Kur’ân’ı Allah göndermiştir, âyetlerini sağlamlaştırmıştır. Fakat insanlar içinden bir Peygamber seçerek ve o’na beyânı öğreterek, gerektiğinde -yine vahye aykırı olmayacak şekilde- açıklama yapmasını ve vahyi uygulamasını yâni örnekliğini ortaya koymasını murâd etmiştir. Çünkü Allah; Peygamber’i hesâba katmakta ve çok önem vermektedir. Sünnetullah bu şekildedir. Kur’ân’daki “zikir” ve “beyân” gibi kelimelere bin takla attırarak ve ya alâkasız yada çok uzak olan anlamlarını vererek vahyi tahrif etmek, modernist-oryantâlist bir yöntemdir ki modern müslümanlar farkında olarak yada olmayarak onları izlemektedirler. İslâm ve Peygamber düşmanlarını tâkip edenler, gün gelir onlar gibi olurlar. Zâten Peygamber’siz Kur’ân çalışmaları yapanlar, “farklı olacağım” ve “Kur’ân’ı Kur’ân ile tefsir edeceğim” diyerek ve de 23 yıllık yaşanmışlığı es geçip yok saydıkları için bir-çok absürdlükler içeren moderniteye uygun kitaplar yazmaktadırlar.
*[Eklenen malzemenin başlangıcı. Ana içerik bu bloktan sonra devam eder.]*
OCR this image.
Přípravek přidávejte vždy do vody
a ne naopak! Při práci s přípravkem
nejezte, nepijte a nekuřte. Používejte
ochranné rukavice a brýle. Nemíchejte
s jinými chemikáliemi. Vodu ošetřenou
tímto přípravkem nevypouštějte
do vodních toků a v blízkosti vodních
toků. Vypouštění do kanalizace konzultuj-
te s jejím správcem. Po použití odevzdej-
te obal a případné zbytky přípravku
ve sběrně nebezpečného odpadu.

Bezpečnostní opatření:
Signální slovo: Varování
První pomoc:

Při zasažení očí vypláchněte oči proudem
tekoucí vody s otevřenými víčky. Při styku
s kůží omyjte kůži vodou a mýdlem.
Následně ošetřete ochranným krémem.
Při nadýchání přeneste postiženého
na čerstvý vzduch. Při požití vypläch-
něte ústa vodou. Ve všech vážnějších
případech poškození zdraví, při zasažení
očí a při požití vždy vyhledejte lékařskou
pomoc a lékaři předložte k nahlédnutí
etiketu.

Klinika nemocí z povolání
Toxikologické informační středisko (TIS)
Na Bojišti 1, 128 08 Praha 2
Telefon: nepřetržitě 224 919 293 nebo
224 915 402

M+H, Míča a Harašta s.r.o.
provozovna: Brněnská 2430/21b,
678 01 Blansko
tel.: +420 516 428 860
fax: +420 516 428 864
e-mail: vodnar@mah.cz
Her-şeyin Kur’ân’da bulunduğunu ve bulunacağını sanmak, “Peygamber’i hesâba katmamak hattâ o’nu adam yerine bile koymamak” anlamına gelir. Meselâ -Kur’ân’da bahsedilmemesine rağmen- Kur’ân’da zekat oranının “kırkta bir” olduğu, fakat bunu anlamak için (dikkat edin), “muhâtapların çok iyi derecede matematik bilgisine sâhip olması gerektiği”ni söyleyebilmektedirler. Bunu söylemek, Peygamber’in bir matematik dâhisi ve sahabenin de matematik profesörleri olduğunu söylemek gibi bir absürdlük yada Peygamber ve sahabenin, zekatın oranını Kur’ân’da bulamadıklarını söylemek gibi bir hadsizlik ortaya çıkarır.

Hûd Sûresi’nde Allah’ın Kur’ân’ı açıklaması, bölüm-bölüm indirmesi, “Kur’ân’ın bölüm-bölüm yaşanması”ndan başkası değildir. Zîrâ Peygamber’in açıklamaları ve uygulamaları, Allah’ın kontrôlünde ve düzeltmesinde yapılmaktadır. 23 yıllık risâlet süreci, aynı-zamanda bir “örneklik” oluşturma sürecidir.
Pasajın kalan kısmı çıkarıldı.